Broderick had indeed been seriously wounded, and fought for his life for three days. He died at 9:20 a.m. on September 16, 1859.

One of Broderick's last pronouncements was: "They have killed me because I was opposed to slavery and a corrupt administration."

==Funeral of Broderick==
After his violent death, Broderick was treated as a hero and a martyr for his cause - the fight against slavery. His funeral became one of the most prominent demonstrations of public support that the city of San Francisco had ever seen. He was buried at Lone Mountain Cemetery.

==Arrest and trial of Terry==
Captain of Detectives I. W. Lees and Detective H. H. Ellis proceeded to Terry's home with a warrant against him. Ellis described the arrest:

Lees and I procured a warrant against Terry and had it properly endorsed. We then proceeded to Terry's home. When we arrived within about one hundred feet of the house, a window was thrown open and Calhoun Benham, Tom Hayes, Sheriff O'Neill and Terry leveled shotguns at us and told us to 'halt.' We did so and announced that we were officers with a warrant for Terry. He stated that he was certain that he would not receive a fair trial and feared violence at that time, but agreed to surrender three days afterward in Oakland.

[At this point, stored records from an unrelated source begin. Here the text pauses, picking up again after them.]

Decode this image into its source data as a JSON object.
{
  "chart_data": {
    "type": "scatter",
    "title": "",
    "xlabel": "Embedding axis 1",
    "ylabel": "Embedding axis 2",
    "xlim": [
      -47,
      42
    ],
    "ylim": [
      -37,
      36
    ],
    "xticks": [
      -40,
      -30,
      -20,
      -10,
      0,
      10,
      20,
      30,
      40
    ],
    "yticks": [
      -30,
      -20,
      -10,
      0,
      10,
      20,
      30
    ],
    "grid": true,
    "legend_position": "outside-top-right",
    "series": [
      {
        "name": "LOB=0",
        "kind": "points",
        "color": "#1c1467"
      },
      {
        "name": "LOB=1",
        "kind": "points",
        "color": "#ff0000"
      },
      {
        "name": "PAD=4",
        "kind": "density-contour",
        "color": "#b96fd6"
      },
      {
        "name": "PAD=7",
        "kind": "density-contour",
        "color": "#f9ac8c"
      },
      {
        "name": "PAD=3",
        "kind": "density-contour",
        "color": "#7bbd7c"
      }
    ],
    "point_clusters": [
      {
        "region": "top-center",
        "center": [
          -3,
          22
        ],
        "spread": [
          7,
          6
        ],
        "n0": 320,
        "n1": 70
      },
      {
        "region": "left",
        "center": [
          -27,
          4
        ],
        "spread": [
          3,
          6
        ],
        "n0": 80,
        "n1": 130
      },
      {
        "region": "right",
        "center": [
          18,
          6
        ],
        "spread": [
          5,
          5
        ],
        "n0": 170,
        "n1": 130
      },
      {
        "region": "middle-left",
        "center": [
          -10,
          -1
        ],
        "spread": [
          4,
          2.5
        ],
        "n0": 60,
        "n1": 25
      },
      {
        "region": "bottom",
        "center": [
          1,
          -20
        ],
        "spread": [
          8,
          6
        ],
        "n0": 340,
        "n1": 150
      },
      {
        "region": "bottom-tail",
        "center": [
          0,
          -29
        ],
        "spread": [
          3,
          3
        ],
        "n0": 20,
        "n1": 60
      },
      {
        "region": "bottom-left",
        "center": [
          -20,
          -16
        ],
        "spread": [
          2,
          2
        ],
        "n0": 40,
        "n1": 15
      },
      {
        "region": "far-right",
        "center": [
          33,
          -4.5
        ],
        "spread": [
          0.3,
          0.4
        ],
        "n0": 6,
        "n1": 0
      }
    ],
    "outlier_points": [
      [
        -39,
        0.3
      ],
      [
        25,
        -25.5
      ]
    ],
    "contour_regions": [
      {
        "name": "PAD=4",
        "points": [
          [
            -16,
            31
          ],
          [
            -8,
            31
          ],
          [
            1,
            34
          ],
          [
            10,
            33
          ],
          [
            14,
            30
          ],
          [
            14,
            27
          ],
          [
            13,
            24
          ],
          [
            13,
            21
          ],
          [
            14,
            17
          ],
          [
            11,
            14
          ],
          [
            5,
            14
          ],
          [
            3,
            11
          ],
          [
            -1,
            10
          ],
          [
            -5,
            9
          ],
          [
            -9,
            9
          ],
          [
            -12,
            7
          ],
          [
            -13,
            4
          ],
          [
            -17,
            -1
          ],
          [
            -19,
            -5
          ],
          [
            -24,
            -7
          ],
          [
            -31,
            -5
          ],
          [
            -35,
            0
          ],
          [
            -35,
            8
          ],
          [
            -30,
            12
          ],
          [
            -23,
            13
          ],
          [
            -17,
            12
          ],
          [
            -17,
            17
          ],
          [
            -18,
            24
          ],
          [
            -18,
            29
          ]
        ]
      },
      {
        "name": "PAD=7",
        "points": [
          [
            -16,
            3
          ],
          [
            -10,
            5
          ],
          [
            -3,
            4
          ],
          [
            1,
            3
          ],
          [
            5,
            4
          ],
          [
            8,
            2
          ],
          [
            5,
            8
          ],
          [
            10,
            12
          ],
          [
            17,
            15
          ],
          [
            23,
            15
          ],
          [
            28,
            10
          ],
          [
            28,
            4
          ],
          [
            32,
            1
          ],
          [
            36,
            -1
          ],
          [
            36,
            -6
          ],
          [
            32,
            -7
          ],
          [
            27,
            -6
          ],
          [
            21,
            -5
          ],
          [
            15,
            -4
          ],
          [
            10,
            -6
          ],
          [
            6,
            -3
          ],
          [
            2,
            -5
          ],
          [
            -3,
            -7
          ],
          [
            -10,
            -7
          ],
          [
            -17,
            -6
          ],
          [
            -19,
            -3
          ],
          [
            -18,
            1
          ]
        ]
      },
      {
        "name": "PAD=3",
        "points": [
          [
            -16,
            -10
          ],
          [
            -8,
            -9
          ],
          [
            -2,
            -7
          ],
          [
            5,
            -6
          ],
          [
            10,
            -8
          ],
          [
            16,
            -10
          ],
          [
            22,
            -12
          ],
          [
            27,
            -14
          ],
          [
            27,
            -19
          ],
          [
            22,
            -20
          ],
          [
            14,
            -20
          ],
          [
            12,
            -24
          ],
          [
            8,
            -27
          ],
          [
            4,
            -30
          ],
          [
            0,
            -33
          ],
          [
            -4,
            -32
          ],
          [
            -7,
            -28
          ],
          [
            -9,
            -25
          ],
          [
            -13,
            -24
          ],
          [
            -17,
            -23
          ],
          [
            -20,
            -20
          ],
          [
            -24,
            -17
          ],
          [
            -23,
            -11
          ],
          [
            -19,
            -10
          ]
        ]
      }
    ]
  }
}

Knowing that he would keep his word in this, as we also knew he would do when he told us that if we came nearer to his house they would all shoot, we decided to allow him to dictate terms. He surrendered as per agreement, and the case was heard by Judge James Hardy in Marin County, a change of venue having been granted because of the alleged prejudice against Terry in San Francisco. This case was dismissed but Terry was subsequently indicted by the Grand Jury in San Mateo County. The point was then raised that he had been once in jeopardy, and being well taken, that case was also dismissed.

==Commemoration==

The site of the duel is marked with two small stone obelisks showing where each of the duelists stood. The obelisk on the left has the name Terry engraved on it, the right has the name Broderick engraved on it.

On June 1, 1932, the site of the duel was registered as California Registered Historical Landmark number 19, and in 1949, marker 19 was erected at the beginning of the trail that leads to the site. The marker was erected by the California Centennial Commission, County Board of Supervisors, and the San Mateo County Historical Association. There is also a directional obelisk which points towards the site of the duel. At the site itself, two more granite obelisks, each one engraved with the name of one of the combatants, mark the places where Broderick and Terry stood, 10 yards apart. The landmark and duel site is located at 1100 Lake Merced Boulevard, San Francisco, CA, 94015.

California later passed laws against dueling, with enhanced punishment if the duel resulted in death. On November 25, 1998, the pistols that were used in the duel were sold at auction in San Francisco for $34,500.